# rezept für remoulade



## lilalila (20. Januar 2004)

bitte,bitte helft mir!!! ich habe einen guten freund der aus hamburg kommt und jetzt hier in wien lebt.und er erzählt uns allen dauernd von einer remouladensauce aus hvide sande.gibt´s denn überhaupt eine eigene sauce dort? kann man die kaufen? oder ist das eh so eine wie man überall bekommt?vielleicht kann mir wer helfen,denn wir würden ihm so gerne mit einem fischessen mit dieser bestimmten sauce eine freude machen.....
vielen lieben dank,lila


----------



## gismowolf (21. Januar 2004)

Hallo lila!
Erstmal willkommen im Board!Willst Du hier nur übers Kochen 
posten,oder fischt Du auch ein bißchen nebenbei?
Schau mal hier nach:
http://www.webkoch.de/rezept/10693.htm


----------



## rob (21. Januar 2004)

hey lila!!!
willkommen im board!!
juhu die erste wienerin
gehst du auch fischen?
lg auch aus wien rob#h


----------



## petipet (21. Januar 2004)

Hallo lilalila,

Willkommen im AB. Wahrscheinlich meint dein Freund die typische Dänische Remoulade, die überall in DK mit Pölser(Würstchen) und HotDogs angeboten wird.

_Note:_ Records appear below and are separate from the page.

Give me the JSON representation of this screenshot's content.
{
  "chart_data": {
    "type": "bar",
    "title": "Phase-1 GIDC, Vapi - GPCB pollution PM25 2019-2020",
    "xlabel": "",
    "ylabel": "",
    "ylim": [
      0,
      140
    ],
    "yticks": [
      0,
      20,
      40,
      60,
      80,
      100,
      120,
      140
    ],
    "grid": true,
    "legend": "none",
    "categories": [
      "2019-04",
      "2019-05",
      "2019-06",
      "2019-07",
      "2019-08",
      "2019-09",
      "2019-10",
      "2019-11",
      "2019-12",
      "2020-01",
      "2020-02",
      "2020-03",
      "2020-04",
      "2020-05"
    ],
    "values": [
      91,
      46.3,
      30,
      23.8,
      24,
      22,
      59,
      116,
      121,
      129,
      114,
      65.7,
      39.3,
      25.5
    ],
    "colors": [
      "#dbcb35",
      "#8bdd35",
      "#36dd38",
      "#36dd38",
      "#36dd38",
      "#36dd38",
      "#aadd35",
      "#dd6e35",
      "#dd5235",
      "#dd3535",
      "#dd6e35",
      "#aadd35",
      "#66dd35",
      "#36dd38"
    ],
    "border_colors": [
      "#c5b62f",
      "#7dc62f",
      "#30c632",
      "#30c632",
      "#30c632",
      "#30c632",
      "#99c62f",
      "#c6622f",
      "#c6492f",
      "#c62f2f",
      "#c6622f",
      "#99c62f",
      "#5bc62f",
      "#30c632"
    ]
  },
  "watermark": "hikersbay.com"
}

Ist auch auf Hamburgern mit Ketchup reichlich drauf. Sind viele Gurkenstückchen drin. Ich mag sie nun garnicht, ist aber natürlich Geschmackssache. Manche Kumpels von mir sind wie wild drauf.

Gruss:z :z :z petipet#h


----------



## marioschreiber (21. Januar 2004)

Ich habe noch volgendes gefunden. Ob es die nun aber wirklich ist ???

Dänische Remoulade

Zutaten für  Portionen 
8 EL Mayonnaise  
2 EL Kapern (Lake)  
2 TL Senf, süßer  
2  Schalotte(n)  
4 EL Schnittlauch  
1  Gurke(n), süße  
1 TL Curry  
 Prise Ingwer  
2 EL Aprikosenkonfitüre  
2 EL Joghurt  
1  Sardellenfilet(s) oder  
  Sardellenpaste, 3 cm  
  Zitronensaft  

ZUBEREITUNG 
Alle Zutaten im Mixer pürieren.  



Ach ja, WILLKOMMEN an Board !


----------



## chippog (22. Januar 2004)

ob die nun in hvide sande eine ganz besondere remouladensauce machen, weiss ich leider auch nicht. ist es eine gekaufte, wirst du sie eh nicht hinkriegen und eine ganz spezielle von hvide sande mag dir vielleicht auch keiner verraten. mit anderen worten, selbst ist die frau und mach doch einfach zwei verschiedene, da hat er wenigstens eine auswahl, und kann sagen, welche ihm besser schmeckt und obendrein merkt er wirklich, dass du dir mächtig mühe gegeben hast, was ja wohl der fall sein soll, wenn du seine spezielle dänische remoulade machen möchtest. das rezept von marioschreiber klingt doch recht spannend! meine, meist zu geräuchertem fisch, mache ich so:

mayo/joghurt 1/1
messerspitze curry
teelöffel senf
frische kräuter kleinhacken, petersilie, dill, (pefferminze, basilikum,... eben nach geschmack!)
knoblauch feinhacken
einige von den leckeren gurken vom naschmarkt in passende stückchen schneiden
salz
pfeffer
alles mischen und abschmecken
fertig

liebe grüsse aus göteborg nach wien! papa! chippog


----------



## lilalila (25. Januar 2004)

vielen lieben dank für eure info´s und rezepte.
aber leider muss ich entäuschen,ich fische leider nicht.ich könnt ja auch niemals einen fisch,wenn ich denn einen gefangen hätte,auf den schädel hauen.aber ich ess ihn halt gern....
liebe grüsse aus wien,lila


----------



## chippog (29. Januar 2004)

servus lila! sieh halt zu, dass du dir jemand "an land ziehst", der dich hier und da mal mit frischen filets versorgt... grüsst ein ehemaliger kurzzeitwiener aus göteborg


----------